L’internet n’est plus cet espace vierge à explorer et cultiver, la réalité l’a déjà rattrapé : les hackers travaillent pour les états ou les géants du web, nous confions nos secrets intimes aux moteurs de recherches, vendons nos données pour du contenu gratuit, acceptons une censure exponentielle au nom d’un idéal sécuritaire et de la lutte antiterroriste…
Le deep web est une légende urbaine créée par accident sur 4chan, un pur produit du « LoL » destiné à maintenir un secret depuis bien longtemps éventé : internet n’est plus un espace protégé, un outil subversif ou un espace démocratique. Il est à présent un outil de gouvernance au même titre que toutes les autres technologies.

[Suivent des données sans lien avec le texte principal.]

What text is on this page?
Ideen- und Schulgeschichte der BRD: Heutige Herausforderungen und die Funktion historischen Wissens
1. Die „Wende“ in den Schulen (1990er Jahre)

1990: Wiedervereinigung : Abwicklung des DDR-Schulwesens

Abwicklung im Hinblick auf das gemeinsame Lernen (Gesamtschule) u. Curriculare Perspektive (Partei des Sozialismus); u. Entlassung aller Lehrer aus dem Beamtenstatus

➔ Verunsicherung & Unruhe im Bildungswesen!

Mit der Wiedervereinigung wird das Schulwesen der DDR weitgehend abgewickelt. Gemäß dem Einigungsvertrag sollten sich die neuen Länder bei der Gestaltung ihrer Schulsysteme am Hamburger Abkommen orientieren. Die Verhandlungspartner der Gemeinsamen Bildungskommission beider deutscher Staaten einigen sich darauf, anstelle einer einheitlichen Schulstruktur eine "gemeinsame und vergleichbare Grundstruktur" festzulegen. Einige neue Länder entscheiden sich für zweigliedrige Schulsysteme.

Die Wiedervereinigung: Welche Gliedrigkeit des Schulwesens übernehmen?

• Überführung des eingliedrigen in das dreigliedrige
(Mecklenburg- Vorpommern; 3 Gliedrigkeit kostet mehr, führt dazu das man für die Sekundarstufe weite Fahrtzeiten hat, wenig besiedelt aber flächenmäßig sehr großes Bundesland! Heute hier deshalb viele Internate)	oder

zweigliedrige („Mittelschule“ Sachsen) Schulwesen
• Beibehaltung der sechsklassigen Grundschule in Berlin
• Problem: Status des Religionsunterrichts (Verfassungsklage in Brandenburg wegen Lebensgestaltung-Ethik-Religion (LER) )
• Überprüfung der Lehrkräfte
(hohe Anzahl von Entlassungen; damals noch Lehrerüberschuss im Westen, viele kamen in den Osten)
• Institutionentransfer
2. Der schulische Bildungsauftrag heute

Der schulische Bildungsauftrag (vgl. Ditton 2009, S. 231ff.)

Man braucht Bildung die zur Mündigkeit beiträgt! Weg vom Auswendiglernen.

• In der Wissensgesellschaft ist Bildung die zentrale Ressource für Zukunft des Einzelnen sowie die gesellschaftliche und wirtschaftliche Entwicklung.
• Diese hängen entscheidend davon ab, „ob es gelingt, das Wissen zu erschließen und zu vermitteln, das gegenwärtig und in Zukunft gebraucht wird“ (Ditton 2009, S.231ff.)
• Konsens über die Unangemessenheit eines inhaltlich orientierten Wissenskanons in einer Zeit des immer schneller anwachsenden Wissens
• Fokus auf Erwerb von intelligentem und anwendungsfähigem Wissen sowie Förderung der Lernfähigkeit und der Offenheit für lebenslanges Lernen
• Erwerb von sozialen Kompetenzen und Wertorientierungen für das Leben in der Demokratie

Par gouvernance j’entend une notion plus large que celle des états ou des gouvernements. Le WEB gouverne littéralement nos vies. Seule la finalité de cette gouvernance change : commerce, censure, division, criminalité, espionnage, surveillance, prédiction, manipulation concurrencent l’information, le savoir et la transmission des connaissances.
Au nom du progrès et de l’évolution, nous avons vendu nos âmes à une technologie que nous pensions libre et inaliénable, mais qui ne sert finalement que les intérêts de ceux qui nous gouvernent, au travers de nos désirs individuels.
Le netizen n’est que le reflet du citoyen de la « vraie vie » , de la même façon que le dark web n’est que le reflet déformé de l’internet accessible :
- A la fois outil de libération pour les citoyens, artistes, journalistes, scientifiques…
- outil au service du marché et des industries
- outil de propagande religieuse, sociale ou politique
- outil criminel au service des cartels, des terroristes ou des black hat….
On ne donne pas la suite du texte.